Credit: Gisela Merino

Credit: Gisela Merino

Paramount Swap Meet
7900 All America City Way, Paramount

Before you could buy regional Mexican music online, Cintas Acuario albums were exclusively sold outdoors at the Paramount Swap Meet. A short drive up the 710 freeway from the family's Long Beach home, the mass of tiendas spread across 45 acres was the perfect spot for the Rivera family to reach their Latino audience directly. A stand in Paramount led to another in South Gate and others throughout southeast Los Angeles where, during the early '90s, immigrants and their children fell in love with music that told them stories of home.

Jenni used to work days behind the counter here, slanging her father's records before she became famous in her own right. The last Cintas Acuario stand closed in 1995, but you can now purchase the label's albums (as well as Jenni's) at Wal-Marts, Targets and mom-and-pop discotecas.

Credit: Sarah Bennett

Credit: Sarah Bennett

All Souls Mortuary
4400 Cherry Ave., Long Beach

When the Rivera family returned to Long Beach from Mexico with Jenni's remains, there was no way she was being buried anywhere except in La Playa Larga — Long Beach — the city she always said was home. Her final resting place is inside this Catholic cemetery in North Long Beach in a newer section of the park where fenced off gardens protect entire families for eternity.

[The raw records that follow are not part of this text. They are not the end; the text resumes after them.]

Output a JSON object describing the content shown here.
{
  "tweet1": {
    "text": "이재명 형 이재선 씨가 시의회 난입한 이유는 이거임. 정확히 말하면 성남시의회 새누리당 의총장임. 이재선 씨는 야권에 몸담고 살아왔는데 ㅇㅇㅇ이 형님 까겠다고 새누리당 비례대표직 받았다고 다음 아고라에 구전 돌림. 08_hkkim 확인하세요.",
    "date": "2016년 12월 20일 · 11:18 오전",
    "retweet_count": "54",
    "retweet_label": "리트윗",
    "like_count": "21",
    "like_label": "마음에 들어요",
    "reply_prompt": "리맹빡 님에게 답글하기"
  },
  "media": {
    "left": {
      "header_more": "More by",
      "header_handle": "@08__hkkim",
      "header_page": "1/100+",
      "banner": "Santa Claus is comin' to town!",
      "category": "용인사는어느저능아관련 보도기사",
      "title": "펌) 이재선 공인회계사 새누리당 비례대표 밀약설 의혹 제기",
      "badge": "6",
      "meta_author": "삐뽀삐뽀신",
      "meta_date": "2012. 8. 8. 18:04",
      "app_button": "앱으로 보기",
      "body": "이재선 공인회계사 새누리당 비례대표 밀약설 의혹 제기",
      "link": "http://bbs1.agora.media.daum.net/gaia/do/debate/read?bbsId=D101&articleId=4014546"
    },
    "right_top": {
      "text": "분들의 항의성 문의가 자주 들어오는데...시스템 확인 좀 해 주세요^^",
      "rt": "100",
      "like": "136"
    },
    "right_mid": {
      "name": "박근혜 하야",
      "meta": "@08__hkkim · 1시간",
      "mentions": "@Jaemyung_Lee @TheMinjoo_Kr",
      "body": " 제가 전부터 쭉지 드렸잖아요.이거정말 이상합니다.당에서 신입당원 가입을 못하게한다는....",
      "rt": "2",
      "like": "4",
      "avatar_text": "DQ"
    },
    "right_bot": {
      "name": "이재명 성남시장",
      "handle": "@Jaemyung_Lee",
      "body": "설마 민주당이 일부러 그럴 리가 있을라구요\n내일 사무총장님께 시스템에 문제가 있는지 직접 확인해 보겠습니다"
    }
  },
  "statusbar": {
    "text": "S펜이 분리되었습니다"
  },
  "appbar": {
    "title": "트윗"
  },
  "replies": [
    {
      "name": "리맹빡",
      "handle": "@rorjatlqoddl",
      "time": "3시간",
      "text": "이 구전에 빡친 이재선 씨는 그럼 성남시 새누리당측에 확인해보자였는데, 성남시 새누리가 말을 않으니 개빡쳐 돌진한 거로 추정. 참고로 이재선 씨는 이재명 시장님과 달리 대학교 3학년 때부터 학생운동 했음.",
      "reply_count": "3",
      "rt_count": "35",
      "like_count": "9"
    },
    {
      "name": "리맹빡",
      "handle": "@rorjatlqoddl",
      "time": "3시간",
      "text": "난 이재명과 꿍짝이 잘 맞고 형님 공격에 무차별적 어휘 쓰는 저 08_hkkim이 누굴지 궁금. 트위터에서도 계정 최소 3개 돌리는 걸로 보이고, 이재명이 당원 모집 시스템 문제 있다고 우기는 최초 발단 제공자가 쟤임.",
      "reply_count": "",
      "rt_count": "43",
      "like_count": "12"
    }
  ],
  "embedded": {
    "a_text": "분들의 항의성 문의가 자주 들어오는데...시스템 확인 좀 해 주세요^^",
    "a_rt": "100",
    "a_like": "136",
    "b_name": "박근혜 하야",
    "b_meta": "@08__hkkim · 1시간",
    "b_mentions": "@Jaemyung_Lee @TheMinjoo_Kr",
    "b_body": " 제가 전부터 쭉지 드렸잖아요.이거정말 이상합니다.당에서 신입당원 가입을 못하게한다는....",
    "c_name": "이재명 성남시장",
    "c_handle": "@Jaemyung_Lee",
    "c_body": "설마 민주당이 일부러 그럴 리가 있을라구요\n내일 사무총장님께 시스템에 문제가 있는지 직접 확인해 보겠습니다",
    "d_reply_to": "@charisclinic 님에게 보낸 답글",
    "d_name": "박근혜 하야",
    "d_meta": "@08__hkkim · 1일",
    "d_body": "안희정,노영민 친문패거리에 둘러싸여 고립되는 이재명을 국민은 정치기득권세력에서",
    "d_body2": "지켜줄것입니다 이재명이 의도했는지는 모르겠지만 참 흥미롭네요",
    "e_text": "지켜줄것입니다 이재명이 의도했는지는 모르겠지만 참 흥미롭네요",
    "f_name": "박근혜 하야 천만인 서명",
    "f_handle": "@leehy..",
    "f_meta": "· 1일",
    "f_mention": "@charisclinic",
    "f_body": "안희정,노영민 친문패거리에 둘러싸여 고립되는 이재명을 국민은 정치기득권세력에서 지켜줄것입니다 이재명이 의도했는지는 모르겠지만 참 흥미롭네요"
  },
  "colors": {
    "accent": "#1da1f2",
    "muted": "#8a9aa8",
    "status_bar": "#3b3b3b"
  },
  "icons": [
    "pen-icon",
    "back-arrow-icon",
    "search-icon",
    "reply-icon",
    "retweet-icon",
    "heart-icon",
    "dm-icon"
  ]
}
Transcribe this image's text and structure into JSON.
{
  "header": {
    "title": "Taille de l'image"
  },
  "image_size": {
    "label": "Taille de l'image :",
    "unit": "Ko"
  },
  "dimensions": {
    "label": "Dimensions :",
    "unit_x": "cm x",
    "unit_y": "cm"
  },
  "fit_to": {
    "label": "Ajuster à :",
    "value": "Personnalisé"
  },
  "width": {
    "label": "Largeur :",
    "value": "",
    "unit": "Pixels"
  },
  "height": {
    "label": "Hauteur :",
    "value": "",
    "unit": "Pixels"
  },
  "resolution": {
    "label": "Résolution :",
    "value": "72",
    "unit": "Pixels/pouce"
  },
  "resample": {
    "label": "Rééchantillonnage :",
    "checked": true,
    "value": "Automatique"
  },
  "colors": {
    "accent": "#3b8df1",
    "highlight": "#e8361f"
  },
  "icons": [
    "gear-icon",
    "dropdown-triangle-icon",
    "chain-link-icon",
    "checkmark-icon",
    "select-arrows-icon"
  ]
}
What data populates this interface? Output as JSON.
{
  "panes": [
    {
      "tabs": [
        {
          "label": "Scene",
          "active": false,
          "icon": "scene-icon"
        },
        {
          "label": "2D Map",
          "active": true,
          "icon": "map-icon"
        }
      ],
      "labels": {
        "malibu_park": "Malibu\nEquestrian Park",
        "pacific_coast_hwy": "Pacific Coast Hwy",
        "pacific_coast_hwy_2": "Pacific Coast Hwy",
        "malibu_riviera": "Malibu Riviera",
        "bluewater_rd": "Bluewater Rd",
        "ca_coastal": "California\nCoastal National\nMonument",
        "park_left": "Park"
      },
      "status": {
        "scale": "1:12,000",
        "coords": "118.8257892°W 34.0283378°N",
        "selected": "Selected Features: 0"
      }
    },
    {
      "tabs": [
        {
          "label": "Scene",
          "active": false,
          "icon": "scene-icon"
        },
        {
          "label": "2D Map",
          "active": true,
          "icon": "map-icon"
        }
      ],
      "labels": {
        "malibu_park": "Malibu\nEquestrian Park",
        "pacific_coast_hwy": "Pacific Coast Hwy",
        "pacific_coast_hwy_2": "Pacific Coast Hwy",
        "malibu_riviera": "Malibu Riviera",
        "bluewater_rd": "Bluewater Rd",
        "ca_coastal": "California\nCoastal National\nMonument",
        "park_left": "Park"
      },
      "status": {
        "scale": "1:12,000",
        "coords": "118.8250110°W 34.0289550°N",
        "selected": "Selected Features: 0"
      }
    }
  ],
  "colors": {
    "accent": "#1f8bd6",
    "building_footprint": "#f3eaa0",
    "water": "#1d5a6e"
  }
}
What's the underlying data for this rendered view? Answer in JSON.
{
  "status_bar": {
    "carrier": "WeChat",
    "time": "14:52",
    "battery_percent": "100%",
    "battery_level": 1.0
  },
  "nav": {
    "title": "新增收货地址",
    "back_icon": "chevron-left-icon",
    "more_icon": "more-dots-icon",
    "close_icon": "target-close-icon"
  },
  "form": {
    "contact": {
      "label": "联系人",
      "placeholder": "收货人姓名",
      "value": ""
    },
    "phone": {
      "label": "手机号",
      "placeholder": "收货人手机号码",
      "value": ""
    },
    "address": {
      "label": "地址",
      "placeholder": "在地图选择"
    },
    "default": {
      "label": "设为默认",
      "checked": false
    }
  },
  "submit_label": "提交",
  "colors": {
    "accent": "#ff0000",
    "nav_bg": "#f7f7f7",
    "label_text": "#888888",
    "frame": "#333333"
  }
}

Look for the only waist-high structures in the south lawn and her grave is about three-quarters of the way down from the street on the right hand side, in a separated area her family dubbed “Momma's Garden.” The gate is locked so you can't walk inside the space, but you can pay your respects over the fence and add your offerings to the piles of roses and decorative butterflies.

Jenni Rivera Boutique in Panorama City; Credit: Sarah Bennett

Jenni Rivera Boutique in Panorama City; Credit: Sarah Bennett

The Jenni Rivera Boutique
8544 Van Nuys Blvd., Panorama City

Though it opened nearly a year after her death, the Jenni Rivera Boutique in the San Fernando Valley is the fruition of three years of work Jenni did before she died. Inside is all things Jenni. It sells jeans made from fabrics she purchased, terry cloth jumpsuits she designed and long-awaited licensed products like her tequila, perfumes and autobiography. The Boutique is a one-stop shop where fans can purchase her complete cosmetics line, her entire discography and everything from mugs and tumbler glasses to baseball hats and quinceniera dresses.